Background Fat emulsions used in Australia for PN in preterm neonates have been based on either soybean oil (SO) or olive oil (OO). OO based lipid Clinoleic has high ratio of n-6 to n-3 fatty acids (9:1) this may not be ideal for LC-PUFA supply. Newly available SMOFlipid has appropriate ratio n-6 to n-3 fatty acids (2.5:1). SMOFlipid also contains OO (25%), coconut oil (30%) and SO (30%). Better lipid clearance, reducing the risk of liver toxicity, reduced oxidative stress, lower immune-activity and anti-inflammatory effects are other potential advantages of SMOFlipid.
Method Preterm neonates (23–30 weeks) were randomised to receive Clinoleic or SMOFlipid emulsion for 7days using a standard protocol. Investigators and outcome assessors were masked to allocation. Plasma F2-Isoprostanes (lipid peroxidation marker), RBC fatty acids, vitamin-E were measured before and after the study. Blood culture positive sepsis and growth was monitored for safety.
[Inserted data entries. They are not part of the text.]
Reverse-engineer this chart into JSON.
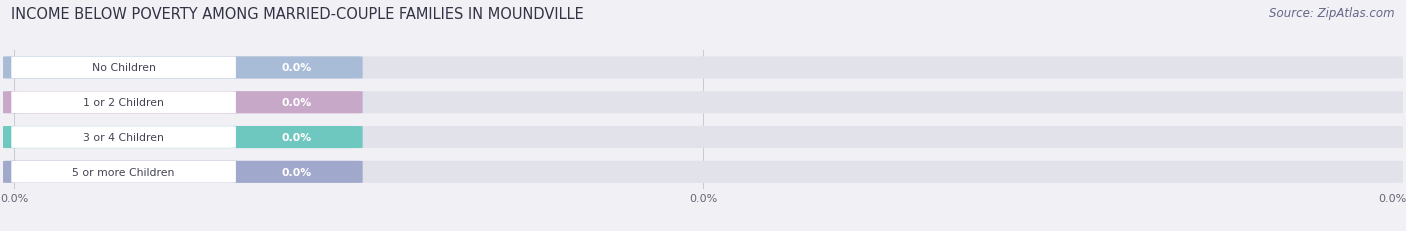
{
  "title": "INCOME BELOW POVERTY AMONG MARRIED-COUPLE FAMILIES IN MOUNDVILLE",
  "source": "Source: ZipAtlas.com",
  "categories": [
    "No Children",
    "1 or 2 Children",
    "3 or 4 Children",
    "5 or more Children"
  ],
  "values": [
    0.0,
    0.0,
    0.0,
    0.0
  ],
  "bar_colors": [
    "#a8bcd8",
    "#c8a8c8",
    "#6ec8c0",
    "#a0a8cc"
  ],
  "background_color": "#f0f0f5",
  "bar_bg_color": "#e2e2ea",
  "title_fontsize": 10.5,
  "source_fontsize": 8.5,
  "figsize": [
    14.06,
    2.32
  ],
  "dpi": 100
}
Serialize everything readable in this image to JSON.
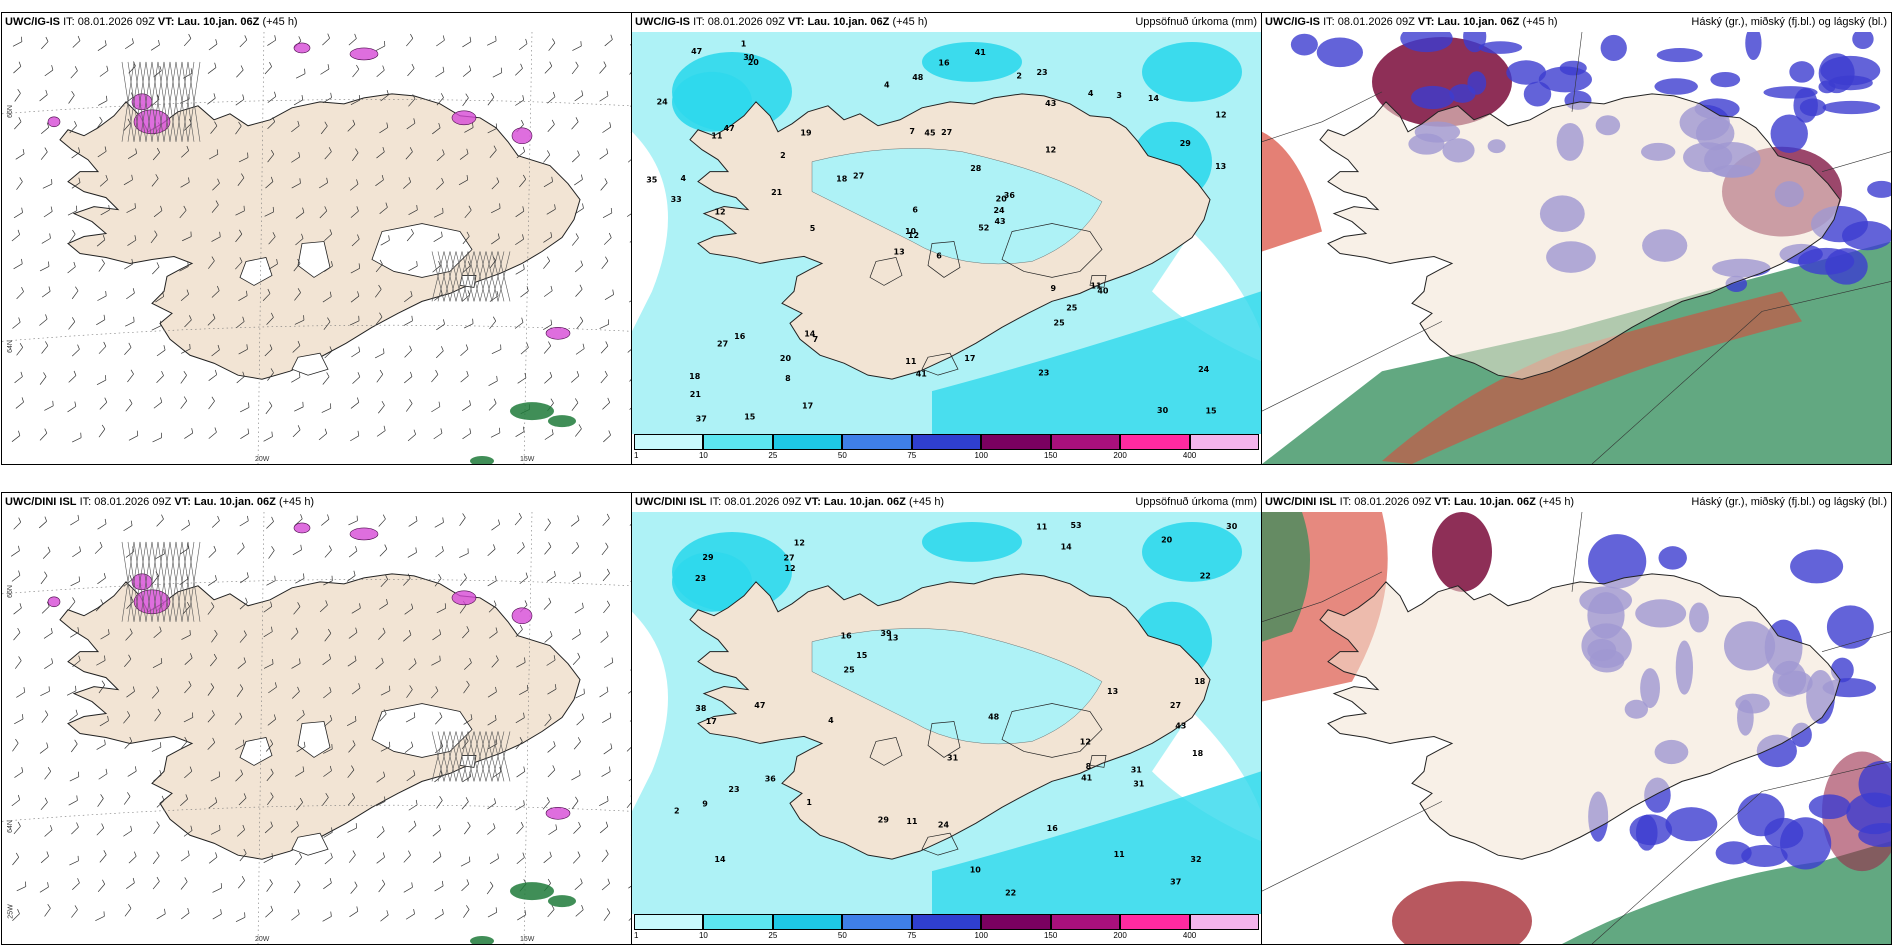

Results 30/34 participants (Clinoleic-15, SMOFlipid-15) completed the study. Both emulsions were well tolerated without any adverse events. F2-isoprostane levels were reduced in SMOFlipid group as compared to baseline. Eicosapentanoic acid (EPA) and vitamin-E levels were significantly increased in SMOFlipid group. Oleic and Linoleic acid levels were increased in both groups. No significant differences were noted in post study Docosahexaenoic acid (DHA) levels in both groups despite higher levels of DHA in SMOFlipid.
Conclusions SMOFlipid was safe, well tolerated and also showed beneficial effect in terms of reduction of oxidative stress by reducing lipid peroxidation levels in high risk preterm neonates.